The project investigates how some of the chemistry has the potential to be very metastable—a stable state lasting for a relatively long time—in the environment.
“We need to do these reactions and get the fundamental constants that can come out of it,” Nguyen said. “Then, we need to plug it into a global atmospheric model and see how it changes.”
Nguyen plans to share this project with the community by making chemistry more accessible to students.
“I plan to integrate open access data into undergraduate education,” Nguyen said. “I also plan to work with a group that uses social media to distribute more accessible information about environmental chemistry to people around the high school age and parents who do homeschooling.”
Laura Starkston, another grant recipient and an assistant professor in the math department, plans to use math to break down four-dimensional spaces in a way that is easier to visualize.
“We are not very good as human beings at visualizing four-dimensional space,” Starkston said. “The goal of the project is to give some concrete, hands-on ways to mathematically represent or get a visual handle on these spaces that are inherently unvisualizable.”
Starkston shared an analogy to show how this project will express four-dimensional spaces as two or three dimensions.

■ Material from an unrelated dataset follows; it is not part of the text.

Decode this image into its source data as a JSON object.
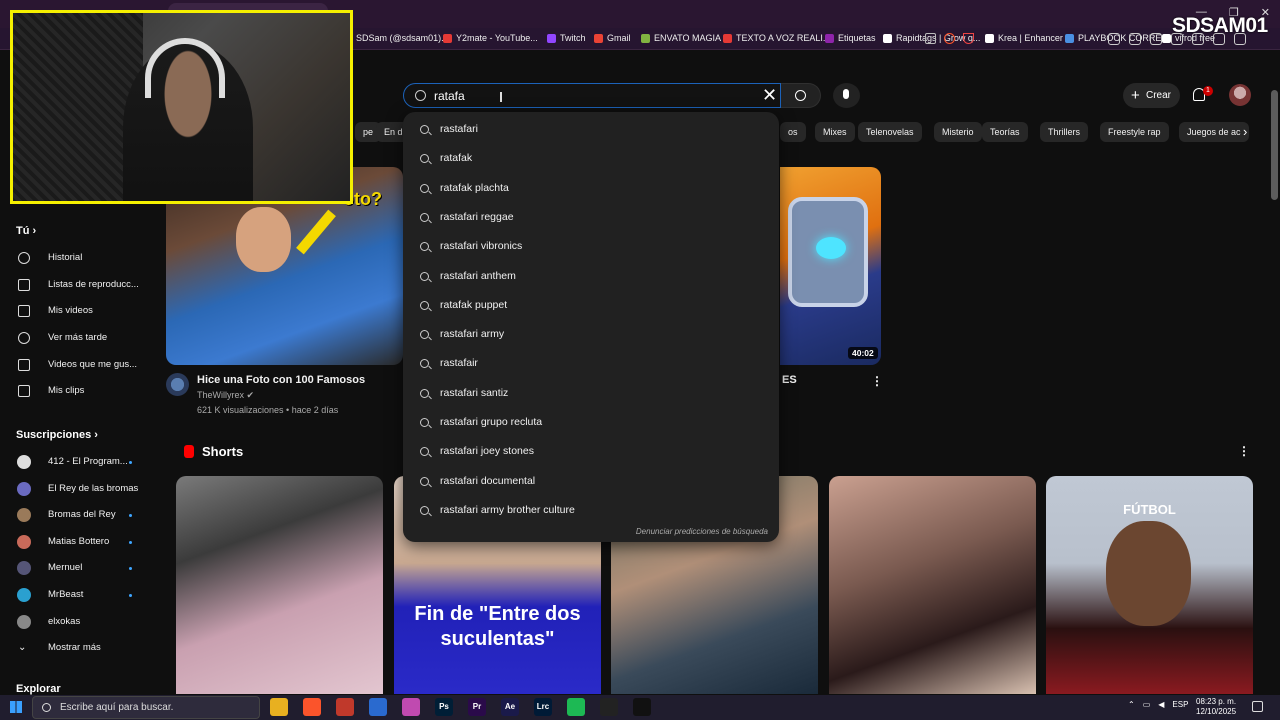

“It’s kind of like if you’re building some giant piece of architecture or a bicycle,” Starkston said. “You’ve got a bunch of little pieces, a simple piece of metal or a simple piece of wood, and you put them together in a complicated way and that builds something complicated.”
Starkston plans to provide tangible ways to mathematically visualize these four-dimensional spaces.
“The goal with these four-dimensional spaces is to break them down into pieces and encode the way that they fit together in some kind of drawing that serves as an instruction manual for those connections,” Starkston said.
This project will be applicable in the realm of physics and areas where the marriage of math and science is necessary to better explain the four-dimensional spaces that represent space and time.
“A lot of times with abstract math, mathematicians explore it because it’s interesting and there’s something that we don’t understand that we can try to learn,” Starkston said. “Over time, science runs into problems where they need an abstract idea to explain what’s going on, and they look to the math that’s been developed.”
Starkston plans to use the grant money to fund research, employ graduate students and hold workshops for experts all over the country who are interested in the project.
“I [also] want to use the grant money for a program that will connect graduate students and undergraduate students who are interested in math,” Starkston said. “This is a reading program to prepare them to get some extra experience with some specialized topics that they might not find by just taking classes.”
Other recipients of the grant include Jonathan Herman, Ambarish Kulkarni, Xinfan Lin, Scott McCormack, William Putnam, Marina Radulaski, Nitzan Shabek, Aditya Thakur and Jesús Velázquez.
The recipients are hopeful that COVID-19 restrictions will be lifted in order to safely access university equipment for their research.
“We’re hoping everything goes back to normal with COVID so that we can be in the lab a little bit more and access more instruments and do more experiments,” Nguyen said.